Last month, a Florida school restricted elementary-aged students on from reading “The Hill We Climb,” the poem written and recited by Amanda Gorman at Joe Biden’s inauguration as president. In April, the Florida Department of of Education announced that they would reject 41 percent of math textbooks submitted by publishers for its K-12 curriculum, claiming that some contained critical race theory (CRT).

“Book bans are about censorship, marginalizing people, marginalizing ideas and facts,” Pritzker, a Democrat, said at the bill-signing event at Chicago’s Harold Washington Library Center. “Regimes ban books, not democracies.”

The bill aims to “protect the freedom of libraries and library systems to acquire materials without external limitation and to be protected against attempts to ban, remove, or otherwise restrict access to books or other materials.” Under the new legislation, Illinois public libraries will be only be eligible for state grants if they adopt the American Library Association’s Library Bill of Rights, which asserts that “materials should not be proscribed or removed because of partisan or doctrinal disapproval.”
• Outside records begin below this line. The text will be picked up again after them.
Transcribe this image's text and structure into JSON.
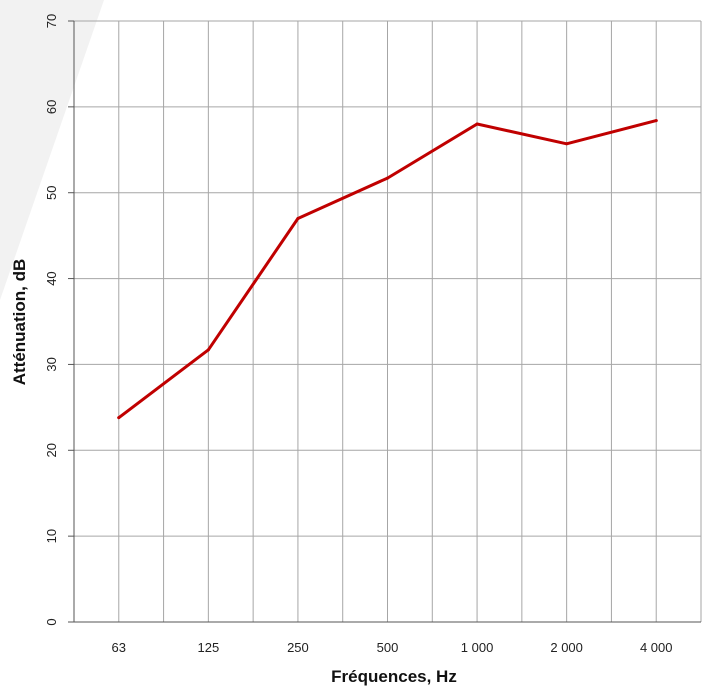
{
  "chart_data": {
    "type": "line",
    "categories": [
      "63",
      "125",
      "250",
      "500",
      "1 000",
      "2 000",
      "4 000"
    ],
    "series": [
      {
        "values": [
          23.8,
          31.7,
          47.0,
          51.7,
          58.0,
          55.7,
          58.4
        ]
      }
    ],
    "xlabel": "Fréquences, Hz",
    "ylabel": "Atténuation, dB",
    "ylim": [
      0,
      70
    ],
    "yticks": [
      0,
      10,
      20,
      30,
      40,
      50,
      60,
      70
    ],
    "grid": true,
    "line_color": "#c00000",
    "grid_color": "#a6a6a6"
  }
}
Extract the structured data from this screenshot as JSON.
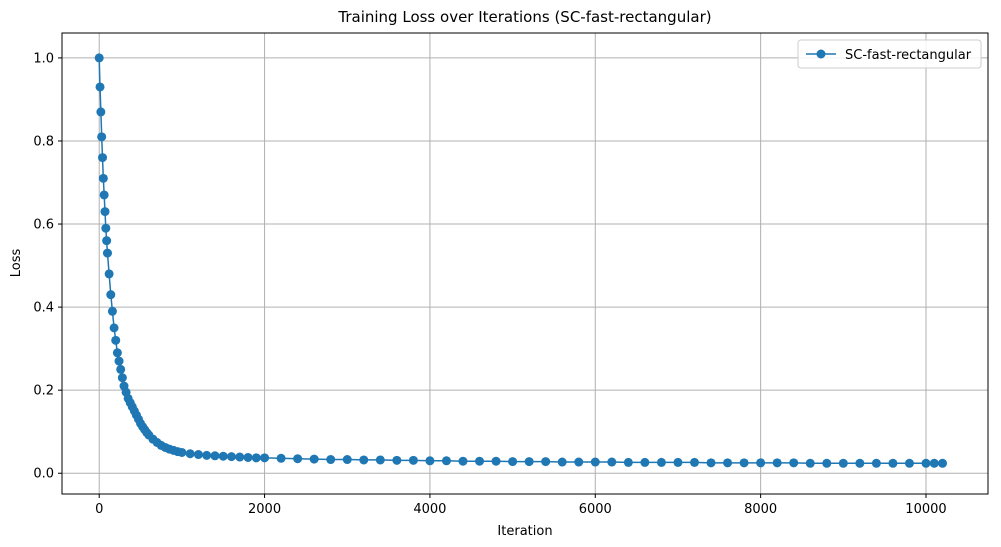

“We are not saying that every book should be in every single library,” said Illinois Secretary of State Alexi Giannoulias, the state librarian who spearheded the legislation. “What this law does is it says, let’s trust our experience and education of our librarians to decide what books should be in circulation.”

On Monday, Pritzker tweeted, “I want our children to learn our history, warts and all. Read as much as you can. Read different perspectives. Read challenging ideas,” adding, “And may one of Illinois’ very own pick up a pen to tell their story, so we may find it at our local library right here in our state.